The organisation said they are “gravely disappointed” that the ban has been lifted, and claimed the decision could mean that there will now “be a race to kill as many whales as possible in the remaining weeks of reasonable hunting weather” before whale hunting season ends in mid-September.

“It is deplorable that this cruel practice has been allowed to resume,” said Nicolas Entrup, OceanCare’s director of International Relations.

“We are bitterly disappointed by the decision which entirely goes against the clear facts that are available to the government and people of Iceland. We can almost be certain that the Icelandic whalers will not meet the imposed requirements.

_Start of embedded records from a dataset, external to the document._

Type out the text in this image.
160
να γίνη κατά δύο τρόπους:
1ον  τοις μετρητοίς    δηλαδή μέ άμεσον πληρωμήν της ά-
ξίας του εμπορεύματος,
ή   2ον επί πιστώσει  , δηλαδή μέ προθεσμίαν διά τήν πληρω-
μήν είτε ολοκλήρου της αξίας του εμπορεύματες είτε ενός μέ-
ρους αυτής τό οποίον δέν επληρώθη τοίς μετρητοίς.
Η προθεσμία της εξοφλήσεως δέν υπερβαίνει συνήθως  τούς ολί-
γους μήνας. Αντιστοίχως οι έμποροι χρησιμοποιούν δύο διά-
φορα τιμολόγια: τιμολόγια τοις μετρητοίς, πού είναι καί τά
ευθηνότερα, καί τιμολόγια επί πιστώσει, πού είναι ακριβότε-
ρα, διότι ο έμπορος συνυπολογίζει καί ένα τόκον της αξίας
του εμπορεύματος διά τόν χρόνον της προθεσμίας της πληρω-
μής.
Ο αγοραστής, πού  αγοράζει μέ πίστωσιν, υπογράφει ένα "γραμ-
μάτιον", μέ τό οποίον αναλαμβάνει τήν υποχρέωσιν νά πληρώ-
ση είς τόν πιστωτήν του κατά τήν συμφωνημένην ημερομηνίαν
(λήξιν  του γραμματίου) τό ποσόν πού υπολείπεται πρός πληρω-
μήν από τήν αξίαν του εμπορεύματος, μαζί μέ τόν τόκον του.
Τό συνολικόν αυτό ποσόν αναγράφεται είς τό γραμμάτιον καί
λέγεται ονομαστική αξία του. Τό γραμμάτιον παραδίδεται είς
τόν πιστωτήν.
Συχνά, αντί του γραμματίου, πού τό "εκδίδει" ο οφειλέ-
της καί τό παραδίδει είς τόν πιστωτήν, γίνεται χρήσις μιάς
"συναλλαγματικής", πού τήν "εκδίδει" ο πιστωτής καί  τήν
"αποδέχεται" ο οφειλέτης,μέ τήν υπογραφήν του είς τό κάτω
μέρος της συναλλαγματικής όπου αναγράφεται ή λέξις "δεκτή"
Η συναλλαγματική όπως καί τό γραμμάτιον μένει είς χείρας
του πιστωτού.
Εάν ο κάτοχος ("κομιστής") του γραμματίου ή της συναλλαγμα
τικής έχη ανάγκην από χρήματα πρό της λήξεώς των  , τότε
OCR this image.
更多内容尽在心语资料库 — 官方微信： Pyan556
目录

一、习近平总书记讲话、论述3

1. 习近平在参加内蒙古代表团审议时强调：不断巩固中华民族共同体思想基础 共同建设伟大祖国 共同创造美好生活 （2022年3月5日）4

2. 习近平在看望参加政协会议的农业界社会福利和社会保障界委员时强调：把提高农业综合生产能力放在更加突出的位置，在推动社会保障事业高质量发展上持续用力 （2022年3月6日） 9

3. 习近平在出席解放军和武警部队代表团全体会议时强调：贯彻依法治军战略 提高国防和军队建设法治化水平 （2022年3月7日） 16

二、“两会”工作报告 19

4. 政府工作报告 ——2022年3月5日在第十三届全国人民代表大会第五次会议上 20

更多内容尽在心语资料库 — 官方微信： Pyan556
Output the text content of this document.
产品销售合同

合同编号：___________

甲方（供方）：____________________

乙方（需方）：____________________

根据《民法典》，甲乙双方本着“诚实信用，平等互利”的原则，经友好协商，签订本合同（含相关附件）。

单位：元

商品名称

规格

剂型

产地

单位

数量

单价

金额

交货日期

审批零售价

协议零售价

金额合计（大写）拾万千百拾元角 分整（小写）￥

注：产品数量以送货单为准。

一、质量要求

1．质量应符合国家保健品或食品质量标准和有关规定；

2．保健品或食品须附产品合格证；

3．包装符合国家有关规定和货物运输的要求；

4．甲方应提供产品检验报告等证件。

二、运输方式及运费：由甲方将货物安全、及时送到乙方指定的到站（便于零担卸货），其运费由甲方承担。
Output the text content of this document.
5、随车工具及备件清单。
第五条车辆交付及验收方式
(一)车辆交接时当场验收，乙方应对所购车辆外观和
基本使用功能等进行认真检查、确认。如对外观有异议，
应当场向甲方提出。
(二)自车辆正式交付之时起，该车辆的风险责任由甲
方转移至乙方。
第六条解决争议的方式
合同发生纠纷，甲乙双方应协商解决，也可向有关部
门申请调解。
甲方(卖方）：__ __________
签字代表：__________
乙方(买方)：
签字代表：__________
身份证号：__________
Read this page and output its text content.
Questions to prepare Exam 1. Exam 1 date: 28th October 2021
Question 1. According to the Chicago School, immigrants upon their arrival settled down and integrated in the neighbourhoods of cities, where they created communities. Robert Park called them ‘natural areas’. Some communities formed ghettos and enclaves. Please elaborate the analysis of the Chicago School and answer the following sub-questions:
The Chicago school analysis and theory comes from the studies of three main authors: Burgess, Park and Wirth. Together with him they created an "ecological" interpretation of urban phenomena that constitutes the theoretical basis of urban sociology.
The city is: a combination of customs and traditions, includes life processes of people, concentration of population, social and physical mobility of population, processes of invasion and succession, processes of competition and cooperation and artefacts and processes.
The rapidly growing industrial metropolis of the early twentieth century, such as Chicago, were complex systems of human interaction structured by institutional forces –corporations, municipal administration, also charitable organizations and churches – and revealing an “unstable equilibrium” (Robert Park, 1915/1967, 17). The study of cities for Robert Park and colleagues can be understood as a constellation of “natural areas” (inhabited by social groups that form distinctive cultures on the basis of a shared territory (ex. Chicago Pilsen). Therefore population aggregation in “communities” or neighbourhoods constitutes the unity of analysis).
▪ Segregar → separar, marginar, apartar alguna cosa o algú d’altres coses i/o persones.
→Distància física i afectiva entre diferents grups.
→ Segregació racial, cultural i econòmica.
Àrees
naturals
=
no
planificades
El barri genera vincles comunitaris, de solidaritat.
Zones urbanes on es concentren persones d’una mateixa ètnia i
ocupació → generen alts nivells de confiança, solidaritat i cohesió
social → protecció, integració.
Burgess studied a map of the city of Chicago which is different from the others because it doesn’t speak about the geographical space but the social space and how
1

“This cruel, unnecessary and outdated practice needs to stop,” he said.

Iceland’s whaling season runs from mid-June to mid-September. Annual quotas authorise the killing of 209 fin whales, but none were killed between 2019-2021 due to a dwindling market for whale meat.

Some 148 fin whales were killed in 2022 during whaling season.

Iceland, Norway and Japan are the only countries in the world that have continued whale hunting in the face of fierce criticism from environmentalists and animal rights’ defenders.

OceanCare said the lifting of the ban calls into question the announced phase-out of whaling over the next few years.

A decision about Iceland’s self-allocated whaling quota for the next several years is expected towards the end of this year.

In 2009, several countries including the UK, the US, Germany, France, Portugal and Spain condemned Iceland’s whaling policy.

Japan, which is the biggest market for whale meat, resumed commercial whaling in 2019 after a three-decade hiatus.